E1: Recognize the value of the multiple entry points to professional practice available to nurses through preparation in associate, baccalaureate and masters programs; each is different, and each has important contributions to make in the changing health care system.

E2: Consolidate the professional nomenclature so that there is a single title for each level of nursing preparation and service.

E3: Distinguish between the practice responsibilities of these different levels of nursing, focusing associate preparation on the entry level hospital setting and nursing home practice, baccalaureate on the hospital-based care management and community-based practice, and masters degree for specialty practice in the hospital and independent practice as a primary care provider. Strengthen existing career ladder programs in order to make movement through these levels of nursing as easy as possible.

E4: Reduce the size and number of nursing education programs (1,470 basic nursing programs as of 1990) by 10-20%. These closings should come in associate and diploma degree programs. These closings should pay attention to the reality that many areas have a shortage of educational programs and many more have a surplus.

E5: Encourage the expansion of the number of masters level nurse practitioner training programs by increasing the level of federal support for students.

E6: Develop new models of integration between education and the highly managed and integrated systems of care which can provide nurses with appropriate training and clinical practice opportunities and which can model flexible work rules that encourage continual improvement, innovation and health care work re-design.

E7: Recover the clinical management role of nursing and recognize it as an increasingly important strength of training and professional practice at all levels.


The Commission makes the following recommendations for Pharmacy:

F1: Reduce the number of pharmacy programs (75 schools and colleges in 1995) by 20-25% by the year 2005. These closings should target institutions exclusively offering the professional baccalaureate degree.
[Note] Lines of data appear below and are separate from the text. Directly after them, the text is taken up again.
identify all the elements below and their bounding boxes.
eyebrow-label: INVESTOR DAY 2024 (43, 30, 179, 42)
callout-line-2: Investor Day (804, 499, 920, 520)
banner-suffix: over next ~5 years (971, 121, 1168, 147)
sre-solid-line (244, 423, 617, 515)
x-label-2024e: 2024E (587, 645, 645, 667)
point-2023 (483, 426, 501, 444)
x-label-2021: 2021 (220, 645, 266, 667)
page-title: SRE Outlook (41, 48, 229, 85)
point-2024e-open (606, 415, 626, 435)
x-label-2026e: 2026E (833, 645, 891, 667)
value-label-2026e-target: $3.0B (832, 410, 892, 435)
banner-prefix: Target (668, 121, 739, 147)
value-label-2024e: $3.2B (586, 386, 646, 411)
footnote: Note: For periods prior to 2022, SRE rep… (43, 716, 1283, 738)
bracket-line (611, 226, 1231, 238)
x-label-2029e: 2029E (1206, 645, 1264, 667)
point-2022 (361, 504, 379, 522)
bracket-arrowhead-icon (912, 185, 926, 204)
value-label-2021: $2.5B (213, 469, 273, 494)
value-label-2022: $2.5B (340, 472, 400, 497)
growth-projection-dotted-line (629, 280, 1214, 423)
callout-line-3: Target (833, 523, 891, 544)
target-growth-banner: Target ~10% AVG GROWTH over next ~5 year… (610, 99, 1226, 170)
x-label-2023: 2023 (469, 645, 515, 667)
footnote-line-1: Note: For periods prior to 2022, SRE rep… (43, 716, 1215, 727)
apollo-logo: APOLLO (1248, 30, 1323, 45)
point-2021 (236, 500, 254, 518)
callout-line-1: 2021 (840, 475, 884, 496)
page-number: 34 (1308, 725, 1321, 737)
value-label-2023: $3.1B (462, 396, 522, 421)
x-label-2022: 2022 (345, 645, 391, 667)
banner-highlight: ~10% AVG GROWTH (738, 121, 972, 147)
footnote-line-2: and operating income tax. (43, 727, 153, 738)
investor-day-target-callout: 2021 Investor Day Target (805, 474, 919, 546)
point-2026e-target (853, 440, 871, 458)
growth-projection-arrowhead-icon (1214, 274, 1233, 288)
F2: Recognize the need to evenly distribute these closings to accommodate underserved areas, but to close those programs that remain oriented toward the Bachelor of Pharmacy degree.

F3: Focus professional pharmaceutical training even more on issues of clinical pharmacy, system management and working with other health care providers.


The Commission makes the following recommendations for Public Health:

G1: Create new public health education programs that bring together the traditional public health disciplines with the clinical professions. These programs should be created in conjunction with state governments, local governments, managed care organizations and other non-academic institutions.

G2: Develop partnerships to apply population health management skills to the problems that are now faced by highly managed and integrated systems of care. These partnerships should include research, service and training components.

G3: Build programs at the federal, state and managed care organization levels to continue and enlarge the support base for a broad range of psycho-social-behavioral research and training.

G4: Reframe public health as a basic science in the personal and clinical health sciences and incorporate the new knowledge, skills and competencies related to the analysis of health care as a system, and to the re-design of work for the continual improvement and innovation of care.

G5: Recognize the obligation at the state and federal level to adequately fund public health education and practice institutions, particularly in an era of market-driven health care.